For the frontend, we're building with Next.js and Tailwind CSS. Our UI/UX designer already created the entire design system, which makes it easy to transfer everything to Storybook and start building components. The sales team is active, so we're validating every feature with potential leads in real time.

Four months of intense work. The MVP is done.

The first real client

The timing is perfect. Sales just closed our first major contract. We're going to process all the data from TIM, one of Brazil's largest telecom companies, starting with their São Paulo operation.

Then the first spreadsheet arrives.

TIM wants us to calculate the last year of emissions retroactively. Just for one small third-party logistics operation. I open the file.

6 million freight records.

Each record requires multiple calculations. Each calculation depends on external variables. Many of them require API calls to get emission factors, distance data, fuel coefficients. Every call has latency.

We run the import.

Nothing processes. The system chokes. The MVP is broken on one of its most critical features: freight calculation.

The bottleneck

I call a meeting with the founders.

The problem is clear: Lambda runtime is killing us. Freight calculation alone involves at least 4 Lambdas that call 8 more Lambdas. The cold starts, the invocation overhead, the serialization between functions. It all adds up. For a few hundred records, it's fine. For 6 million, it's impossible.

My proposal: extract the entire freight calculation from Lambda and rewrite it in Go.

Why Go? I need raw performance and easy concurrency. With Go, I can process 4 rows per second per thread and spin up parallel workers to handle the volume simultaneously. Lambda's execution model doesn't give me that control.

The founders agree. We have a client waiting.

Three more months

We spend the next three months rewriting the freight calculation engine in Go.

It's not just the calculation logic. We build a WebSocket server, also in Go, that pushes real-time status updates to the frontend. Users can see exactly where their calculation is: how many records processed, estimated time remaining, any errors encountered.

We add Kafka for messaging between services. The calculation workers pull jobs from the queue, process them, and publish results. The system is decoupled, scalable, and light.

Finally, we're ready to test with the same spreadsheet that broke us before.

We run it.

Hours pass. The progress bar moves steadily. No crashes. No timeouts. No memory explosions.

It works.

What I learned about technical decisions

The easy choice would have been to optimize the Lambdas. Add more memory. Increase timeouts. Batch the requests. We could have spent months squeezing incremental improvements out of an architecture that wasn't designed for this workload.

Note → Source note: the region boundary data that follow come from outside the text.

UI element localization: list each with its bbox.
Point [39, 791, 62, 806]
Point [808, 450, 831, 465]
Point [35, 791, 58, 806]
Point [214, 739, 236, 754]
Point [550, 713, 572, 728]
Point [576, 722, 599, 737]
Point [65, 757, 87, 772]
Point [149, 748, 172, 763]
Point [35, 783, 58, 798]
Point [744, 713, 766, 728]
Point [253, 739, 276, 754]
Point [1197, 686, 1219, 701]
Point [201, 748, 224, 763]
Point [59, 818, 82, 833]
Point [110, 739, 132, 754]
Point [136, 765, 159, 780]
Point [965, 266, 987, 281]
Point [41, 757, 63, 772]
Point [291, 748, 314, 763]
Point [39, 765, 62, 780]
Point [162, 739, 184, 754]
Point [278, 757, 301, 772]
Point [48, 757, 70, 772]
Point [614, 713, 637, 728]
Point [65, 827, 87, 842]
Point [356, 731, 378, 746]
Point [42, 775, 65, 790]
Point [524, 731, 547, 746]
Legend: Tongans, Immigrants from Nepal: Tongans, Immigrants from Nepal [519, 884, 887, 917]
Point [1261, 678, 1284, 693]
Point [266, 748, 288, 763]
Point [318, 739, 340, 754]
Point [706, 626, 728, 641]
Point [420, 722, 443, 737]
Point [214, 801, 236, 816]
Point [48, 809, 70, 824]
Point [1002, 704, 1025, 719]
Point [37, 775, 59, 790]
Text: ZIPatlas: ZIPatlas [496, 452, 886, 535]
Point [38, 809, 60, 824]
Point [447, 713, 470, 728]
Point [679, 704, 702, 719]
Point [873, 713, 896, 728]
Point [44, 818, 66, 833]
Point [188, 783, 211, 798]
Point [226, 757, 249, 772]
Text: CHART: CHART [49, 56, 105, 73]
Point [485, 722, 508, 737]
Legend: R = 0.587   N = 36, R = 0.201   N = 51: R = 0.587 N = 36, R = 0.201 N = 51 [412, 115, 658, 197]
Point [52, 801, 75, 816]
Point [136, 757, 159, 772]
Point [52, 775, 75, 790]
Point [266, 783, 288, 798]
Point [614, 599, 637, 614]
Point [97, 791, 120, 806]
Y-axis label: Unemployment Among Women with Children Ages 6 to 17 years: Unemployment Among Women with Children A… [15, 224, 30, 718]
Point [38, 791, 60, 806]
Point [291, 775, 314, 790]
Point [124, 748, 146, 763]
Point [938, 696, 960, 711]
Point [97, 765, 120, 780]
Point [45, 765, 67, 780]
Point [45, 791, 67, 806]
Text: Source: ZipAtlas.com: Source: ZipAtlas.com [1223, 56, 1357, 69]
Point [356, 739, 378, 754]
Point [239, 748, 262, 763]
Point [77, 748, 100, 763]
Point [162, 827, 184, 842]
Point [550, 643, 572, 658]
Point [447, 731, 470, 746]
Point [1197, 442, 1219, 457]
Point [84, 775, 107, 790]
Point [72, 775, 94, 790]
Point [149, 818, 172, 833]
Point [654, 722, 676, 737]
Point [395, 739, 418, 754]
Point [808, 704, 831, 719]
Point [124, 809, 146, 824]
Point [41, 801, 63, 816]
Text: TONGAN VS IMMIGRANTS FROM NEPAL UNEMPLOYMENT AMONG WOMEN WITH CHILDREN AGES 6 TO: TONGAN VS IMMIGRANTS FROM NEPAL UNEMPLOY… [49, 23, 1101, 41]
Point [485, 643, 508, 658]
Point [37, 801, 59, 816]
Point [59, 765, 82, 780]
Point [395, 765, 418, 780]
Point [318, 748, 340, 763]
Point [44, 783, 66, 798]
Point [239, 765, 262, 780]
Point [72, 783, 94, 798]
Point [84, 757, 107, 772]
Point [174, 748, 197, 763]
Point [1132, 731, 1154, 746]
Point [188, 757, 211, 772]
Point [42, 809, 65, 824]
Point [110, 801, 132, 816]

Instead, we rewrote the critical path in a different language.

This isn't always the right call. Rewrites are expensive. They introduce new bugs. They require the team to learn new tools. But sometimes the architecture itself is the constraint. No amount of optimization will fix a fundamental mismatch between what you're building and how you're building it.

The decision framework I'm using now:

Identify the actual bottleneck, not the perceived one
Ask whether optimization can solve it or if the constraint is architectural
If architectural, isolate the problem and rebuild only that piece
Choose the right tool for that specific problem, even if it's different from the rest of the stack

We didn't rewrite the entire system in Go. We didn't throw away Django or the Lambdas that work fine for other calculations. We identified the one piece that couldn't scale and rebuilt it with the right tool.

The mediator still mediates. The Lambdas still calculate electricity and fuel. The frontend still runs on Next.js. But when 6 million freight records come in, they flow through a Go service designed specifically for that job.

Sometimes the best architecture is the one that lets different parts of your system be built differently.